The analysis of the politics of commodity trading and taxation in Lasanod provides several important insights into the post-1991 reality in the territories of the former Somali Democratic Republic.The study focuses on cross-border trade between Somaliland and Puntland in the eastern Sanaag and Sool regions. For Sool, Lasanod was selected as the main cross border trade hub where the author carried out 10 days of data collection. Compared to the Lasanod corridor, trade in eastern Sanaag is limited and scattered across different towns. Large parts of eastern Sanaag have not been under control of Somaliland in the past three years. Most of the analysis in this study thus concentrates on the more important Lasanod corridor, yet more general observations on taxation and state building are similar across the Harti Darood territories of eastern Sanaag.
• Lasanod is a city located on the border between the self-declared and internationally unrecognized Republic of Somaliland, and Somalia’s federal state of Puntland. The city, which is the administrative capital of the Sool region, is contested—sometimes violently— between the two polities, but Lasanod is currently governed by Somaliland.
• Somaliland and Puntland are products of Somalia’s post-1991 state-building project, which has resulted in the proliferation of states and state-like authorities and consequently multiple, ambiguous, negotiated and informal revenue collection practices as goods transit between the different political entities.
• The Somaliland government, which has proclaimed autonomy from the rest of Somalia, levies customs duties on commodities imported from Puntland. Puntland’s official stance is that Somaliland continues to be a part of Somalia. However, in practice it also treats the territories of the former British protectorate controlled by Somaliland as a separate country—imposing import duties on commodities from there.
• Like other places in the Horn of Africa, the contestation in Lasanod, due to its borderland status, has political and economic motivations. The control of this strategic corridor is translated into new forms of revenue collection, political organization and state-building.
• Being in the margins affects the local people in different ways and they face different political, social, and economic constraints which further exacerbate the sense of alienation.

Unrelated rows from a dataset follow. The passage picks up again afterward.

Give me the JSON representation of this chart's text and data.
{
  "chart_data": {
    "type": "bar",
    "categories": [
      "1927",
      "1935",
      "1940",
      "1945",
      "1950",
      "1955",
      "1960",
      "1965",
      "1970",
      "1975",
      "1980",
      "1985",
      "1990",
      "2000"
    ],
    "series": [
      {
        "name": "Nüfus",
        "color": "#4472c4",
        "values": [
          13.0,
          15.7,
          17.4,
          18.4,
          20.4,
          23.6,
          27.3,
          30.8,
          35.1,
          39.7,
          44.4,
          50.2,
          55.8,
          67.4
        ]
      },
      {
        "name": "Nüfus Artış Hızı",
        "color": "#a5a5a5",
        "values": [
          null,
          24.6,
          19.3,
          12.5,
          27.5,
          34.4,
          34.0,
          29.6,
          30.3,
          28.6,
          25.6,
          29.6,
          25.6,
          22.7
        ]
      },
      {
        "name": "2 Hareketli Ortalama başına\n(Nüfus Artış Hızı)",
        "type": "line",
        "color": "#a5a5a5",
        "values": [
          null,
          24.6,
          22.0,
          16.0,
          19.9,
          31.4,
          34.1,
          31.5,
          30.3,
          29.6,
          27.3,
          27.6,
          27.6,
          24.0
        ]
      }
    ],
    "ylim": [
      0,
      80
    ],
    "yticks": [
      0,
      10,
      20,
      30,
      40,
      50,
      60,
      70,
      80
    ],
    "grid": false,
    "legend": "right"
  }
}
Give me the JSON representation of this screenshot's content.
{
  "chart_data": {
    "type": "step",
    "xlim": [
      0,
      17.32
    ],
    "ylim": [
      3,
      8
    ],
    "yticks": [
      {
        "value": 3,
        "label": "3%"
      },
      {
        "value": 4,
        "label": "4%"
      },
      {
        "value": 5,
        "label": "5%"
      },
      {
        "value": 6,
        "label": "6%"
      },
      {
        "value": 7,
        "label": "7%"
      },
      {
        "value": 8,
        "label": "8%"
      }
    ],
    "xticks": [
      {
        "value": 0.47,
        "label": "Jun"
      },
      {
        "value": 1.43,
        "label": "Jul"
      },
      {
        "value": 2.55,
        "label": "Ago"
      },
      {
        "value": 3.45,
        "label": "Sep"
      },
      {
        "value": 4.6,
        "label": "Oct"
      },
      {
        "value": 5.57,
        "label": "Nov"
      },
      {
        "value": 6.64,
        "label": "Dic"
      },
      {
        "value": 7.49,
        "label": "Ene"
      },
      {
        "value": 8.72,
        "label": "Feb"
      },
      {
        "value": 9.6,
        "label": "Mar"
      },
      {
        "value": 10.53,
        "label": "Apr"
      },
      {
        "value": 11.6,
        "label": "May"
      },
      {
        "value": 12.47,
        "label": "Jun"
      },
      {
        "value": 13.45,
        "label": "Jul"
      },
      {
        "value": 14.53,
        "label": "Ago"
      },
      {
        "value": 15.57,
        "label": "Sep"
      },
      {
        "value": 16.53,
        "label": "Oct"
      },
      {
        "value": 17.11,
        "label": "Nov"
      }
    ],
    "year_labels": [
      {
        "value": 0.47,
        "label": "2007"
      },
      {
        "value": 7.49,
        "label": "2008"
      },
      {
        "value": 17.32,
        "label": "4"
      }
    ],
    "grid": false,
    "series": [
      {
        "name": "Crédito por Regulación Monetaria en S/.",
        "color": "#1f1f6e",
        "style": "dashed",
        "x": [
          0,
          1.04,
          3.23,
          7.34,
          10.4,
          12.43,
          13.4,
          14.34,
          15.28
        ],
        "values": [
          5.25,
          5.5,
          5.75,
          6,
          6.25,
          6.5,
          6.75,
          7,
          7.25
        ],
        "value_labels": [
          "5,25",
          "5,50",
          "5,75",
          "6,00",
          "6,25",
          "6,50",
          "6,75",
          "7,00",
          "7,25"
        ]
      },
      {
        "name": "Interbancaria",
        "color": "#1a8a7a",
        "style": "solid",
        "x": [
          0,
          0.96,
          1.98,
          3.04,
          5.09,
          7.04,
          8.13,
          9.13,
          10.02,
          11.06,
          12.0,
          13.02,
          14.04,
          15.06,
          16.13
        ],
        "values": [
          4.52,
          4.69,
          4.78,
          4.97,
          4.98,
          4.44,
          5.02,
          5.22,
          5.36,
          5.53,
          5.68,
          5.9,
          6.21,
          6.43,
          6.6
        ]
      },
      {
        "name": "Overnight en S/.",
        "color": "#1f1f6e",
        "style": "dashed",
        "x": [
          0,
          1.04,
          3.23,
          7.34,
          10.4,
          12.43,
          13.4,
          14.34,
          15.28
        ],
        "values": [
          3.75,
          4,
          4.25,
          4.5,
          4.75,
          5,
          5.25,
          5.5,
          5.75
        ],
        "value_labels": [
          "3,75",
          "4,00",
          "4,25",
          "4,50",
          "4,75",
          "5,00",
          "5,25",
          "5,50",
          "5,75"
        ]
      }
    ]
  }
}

• In recent years, Lasanod has been controlled by Somaliland, which has reinforced its legitimacy from the local population through improved security provision and a number of tax exemptions (cashuur dhaaf) and reductions (cashuur dhimid) on goods imported from Puntland.
• Ambiguous and flexible taxation policies have given rise to a number of ‘practical norms’—informal but routinized practices by which traders and public authorities govern and tax commodity flows between Somaliland and Puntland. These kinds of informal taxes are not unique to Lasanod, but are a recurrent feature of cross border trading in the Horn of Africa.
• In general, opaque taxation practices and uncertainty about the political ties between tax collecting authorities and taxpayers frustrates business communities who engage in tax negotiations and avoidance and are sometimes subjected to coercive tax payments.
• The multiplicity of states and state-like entities, including local authorities, that collect revenues with limited coordination, not only between states but also within states, represents a major challenge for trading cross-border commodities. Economic actors, such as traders and other businesspeople, that operate across Somalia’s self autonomous states, have to satisfy policies of different territories, which has forced them to develop ‘manoeuvring practices’—a flexible and negotiated approach to operating within the rules of multiple political and economic jurisdictions.
• Where traders cannot satisfy the policies of the local administrations, they often opt for informal trade and avoid the main, more secure, and official corridors to an informal network of routes away from where local administrations are concentrated.
• Donor resources often contribute to the complexities of economic and political relations in the contested areas. Local elites sometimes use their capacity to attract donor resources to buy legitimacy from the local people. Local actors, on the other hand use violence as part of the competition for access to international aid.